Published August 15, 2016, SCEC Contribution #6775, 2016 SCEC Annual Meeting Poster #058 (PDF)

Poster Image: 
In order to estimate absolute tractions along the southern San Andreas fault, we simulate the regional deformation using three-dimensional quasi-static mechanical models. These models simulate the stressing rates both over multiple earthquake cycles and during interseismic loading of the fault system using deep slip rates determined from the multi-cycle model. Assuming complete shear stress drop during large ground rupturing events, we estimate absolute shear tractions along faults using the time since last event in the paleoseismic record for each fault segment and the distribution of stressing rates from the interseismic model. For the fault normal tractions, normal stressing rates along the San Gorgonio Pass region locally accrue or reduce after multiple earthquake cycles due to the complexity of the fault geometry. The distribution of normal stressing rates from the multi-cycle model can be scaled to provide ripe conditions for earthquake rupture initiation in dynamic rupture models. We compare our interseismic shear stressing rates to shear tractions resolved from a uniform remote stress tensor used in the dynamic rupture models. Shear stressing rates from the interseismic model differ from the resolved shear tractions indicating that fault interaction within the quasi-static impacts the stress distribution. A comparison of the shear tractions estimated using the interseismic shear stressing rates and time since last ground-rupturing event show significant deviation from stresses resolved from a remote stress tensor. This difference may greatly impact dynamic rupture simulations.

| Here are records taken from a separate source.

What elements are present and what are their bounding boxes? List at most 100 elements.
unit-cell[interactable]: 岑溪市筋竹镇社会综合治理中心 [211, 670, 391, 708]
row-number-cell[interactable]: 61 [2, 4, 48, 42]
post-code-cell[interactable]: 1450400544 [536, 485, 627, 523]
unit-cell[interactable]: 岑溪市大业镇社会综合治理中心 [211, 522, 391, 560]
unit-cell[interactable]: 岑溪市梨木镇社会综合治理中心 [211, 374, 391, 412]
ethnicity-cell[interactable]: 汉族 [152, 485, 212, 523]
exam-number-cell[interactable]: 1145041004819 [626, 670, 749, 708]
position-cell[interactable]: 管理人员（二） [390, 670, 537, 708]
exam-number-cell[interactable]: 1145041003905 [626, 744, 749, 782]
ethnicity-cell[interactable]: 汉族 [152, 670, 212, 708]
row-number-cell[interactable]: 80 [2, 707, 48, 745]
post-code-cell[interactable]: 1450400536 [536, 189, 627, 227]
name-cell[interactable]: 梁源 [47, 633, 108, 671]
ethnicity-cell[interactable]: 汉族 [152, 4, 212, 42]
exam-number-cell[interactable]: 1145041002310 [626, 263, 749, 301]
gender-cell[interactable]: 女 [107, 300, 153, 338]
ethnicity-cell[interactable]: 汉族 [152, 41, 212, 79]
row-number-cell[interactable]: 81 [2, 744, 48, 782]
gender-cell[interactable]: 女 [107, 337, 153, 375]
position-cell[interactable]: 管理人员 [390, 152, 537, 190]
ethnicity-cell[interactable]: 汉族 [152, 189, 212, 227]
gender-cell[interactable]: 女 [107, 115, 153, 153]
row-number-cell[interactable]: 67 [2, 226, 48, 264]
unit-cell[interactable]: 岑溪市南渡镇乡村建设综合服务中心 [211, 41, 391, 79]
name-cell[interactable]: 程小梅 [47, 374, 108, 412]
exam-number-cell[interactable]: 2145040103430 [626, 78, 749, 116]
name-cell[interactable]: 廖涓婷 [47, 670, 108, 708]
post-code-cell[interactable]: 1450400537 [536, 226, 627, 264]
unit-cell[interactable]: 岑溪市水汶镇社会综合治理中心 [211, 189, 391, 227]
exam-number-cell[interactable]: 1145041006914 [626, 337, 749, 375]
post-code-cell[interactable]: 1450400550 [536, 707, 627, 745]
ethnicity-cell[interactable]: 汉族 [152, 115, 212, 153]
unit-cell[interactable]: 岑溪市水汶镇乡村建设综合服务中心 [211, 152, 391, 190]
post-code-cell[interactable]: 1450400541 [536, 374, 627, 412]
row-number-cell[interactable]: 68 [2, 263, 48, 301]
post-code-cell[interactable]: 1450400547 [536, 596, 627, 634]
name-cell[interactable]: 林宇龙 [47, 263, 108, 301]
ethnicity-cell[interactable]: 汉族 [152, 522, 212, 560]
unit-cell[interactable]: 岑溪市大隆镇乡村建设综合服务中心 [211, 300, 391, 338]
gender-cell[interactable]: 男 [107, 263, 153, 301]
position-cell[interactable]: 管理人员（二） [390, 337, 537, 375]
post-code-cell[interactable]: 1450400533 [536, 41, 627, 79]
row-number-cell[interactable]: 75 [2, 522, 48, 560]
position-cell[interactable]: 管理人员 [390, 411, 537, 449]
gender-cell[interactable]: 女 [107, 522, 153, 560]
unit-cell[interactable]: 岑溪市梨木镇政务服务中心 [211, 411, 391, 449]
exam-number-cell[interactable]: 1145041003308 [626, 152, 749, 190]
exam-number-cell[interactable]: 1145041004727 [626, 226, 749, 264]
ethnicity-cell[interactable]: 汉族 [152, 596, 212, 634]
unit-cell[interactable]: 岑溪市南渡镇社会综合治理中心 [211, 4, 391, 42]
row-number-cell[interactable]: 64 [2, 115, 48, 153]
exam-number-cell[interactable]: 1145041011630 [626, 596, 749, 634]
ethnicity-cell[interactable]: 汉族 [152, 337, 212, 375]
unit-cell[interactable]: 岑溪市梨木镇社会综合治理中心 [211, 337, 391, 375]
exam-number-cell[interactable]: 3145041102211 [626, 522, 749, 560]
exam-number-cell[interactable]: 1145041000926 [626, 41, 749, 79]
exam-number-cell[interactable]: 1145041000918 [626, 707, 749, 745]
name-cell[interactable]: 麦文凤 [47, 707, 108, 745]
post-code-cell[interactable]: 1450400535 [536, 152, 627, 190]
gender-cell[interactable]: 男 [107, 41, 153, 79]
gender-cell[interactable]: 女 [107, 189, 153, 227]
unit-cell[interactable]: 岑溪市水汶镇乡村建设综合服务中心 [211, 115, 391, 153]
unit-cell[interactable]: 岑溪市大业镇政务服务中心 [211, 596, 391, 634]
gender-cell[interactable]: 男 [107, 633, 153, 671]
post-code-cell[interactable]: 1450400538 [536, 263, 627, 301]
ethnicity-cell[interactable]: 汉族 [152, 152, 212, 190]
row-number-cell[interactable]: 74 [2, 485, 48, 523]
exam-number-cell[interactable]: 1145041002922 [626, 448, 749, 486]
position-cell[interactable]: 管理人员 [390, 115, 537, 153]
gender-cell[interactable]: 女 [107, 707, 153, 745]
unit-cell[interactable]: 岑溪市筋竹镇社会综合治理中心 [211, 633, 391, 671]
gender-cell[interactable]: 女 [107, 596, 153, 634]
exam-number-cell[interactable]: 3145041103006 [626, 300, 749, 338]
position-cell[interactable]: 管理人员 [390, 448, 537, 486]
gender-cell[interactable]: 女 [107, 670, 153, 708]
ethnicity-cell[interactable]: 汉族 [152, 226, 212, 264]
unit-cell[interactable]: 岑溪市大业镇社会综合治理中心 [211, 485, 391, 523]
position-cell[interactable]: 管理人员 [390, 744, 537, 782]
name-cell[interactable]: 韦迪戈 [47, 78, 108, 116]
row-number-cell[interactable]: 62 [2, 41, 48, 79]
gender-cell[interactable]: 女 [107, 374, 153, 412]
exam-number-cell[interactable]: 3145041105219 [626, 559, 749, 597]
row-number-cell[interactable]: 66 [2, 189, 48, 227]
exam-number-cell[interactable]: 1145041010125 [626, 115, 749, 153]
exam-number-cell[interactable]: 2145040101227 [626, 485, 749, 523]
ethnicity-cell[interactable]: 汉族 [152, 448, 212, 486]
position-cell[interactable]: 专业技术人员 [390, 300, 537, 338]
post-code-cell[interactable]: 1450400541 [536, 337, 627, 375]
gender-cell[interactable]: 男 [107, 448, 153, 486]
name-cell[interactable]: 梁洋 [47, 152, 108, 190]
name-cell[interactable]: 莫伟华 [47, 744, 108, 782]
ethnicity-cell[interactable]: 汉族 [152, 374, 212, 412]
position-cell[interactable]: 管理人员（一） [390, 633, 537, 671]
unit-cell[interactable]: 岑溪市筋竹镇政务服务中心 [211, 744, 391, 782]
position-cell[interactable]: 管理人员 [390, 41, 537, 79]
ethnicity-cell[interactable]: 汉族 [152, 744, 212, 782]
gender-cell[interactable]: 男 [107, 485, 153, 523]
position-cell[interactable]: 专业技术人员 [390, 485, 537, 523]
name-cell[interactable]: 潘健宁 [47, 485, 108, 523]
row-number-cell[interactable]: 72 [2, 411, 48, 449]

To further test the effect of recent earthquakes, we simulate the 1992 Landers earthquake to assess the impact of this rupture on the shear stress distribution. Calculated absolute shear stress from the Landers earthquake rupture differs from the absolute shear stress from a model without the impact of the Landers earthquake by +- 0.4 MPa in right-lateral and reverse stresses and +- 0.6 MPa in tensile stresses. Consequently, including nearby earthquake ruptures varies the distribution of stresses and may provide a more accurate stress distribution along the San Andreas fault. We conclude that incorporating fault interaction, time since last earthquake, and nearby earthquake ruptures in the stress distribution along faults influences fault tractions that may improve accuracy in dynamic rupture models earthquake simulations.

Key Words
Fault interaction, dynamic rupture models, interseismic models, earthquake-cycle models, San Gorgonio Pass region, southern San Andreas fault, absolute stress

Stern, A. R., Cooke, M. L., Beyer, J. L., Tarnowski, J. M., Oglesby, D. D., & Douilly, R. (2016, 08). Estimates of fault tractions in the San Gorgonio Pass region consider fault interaction. Poster Presentation at 2016 SCEC Annual Meeting.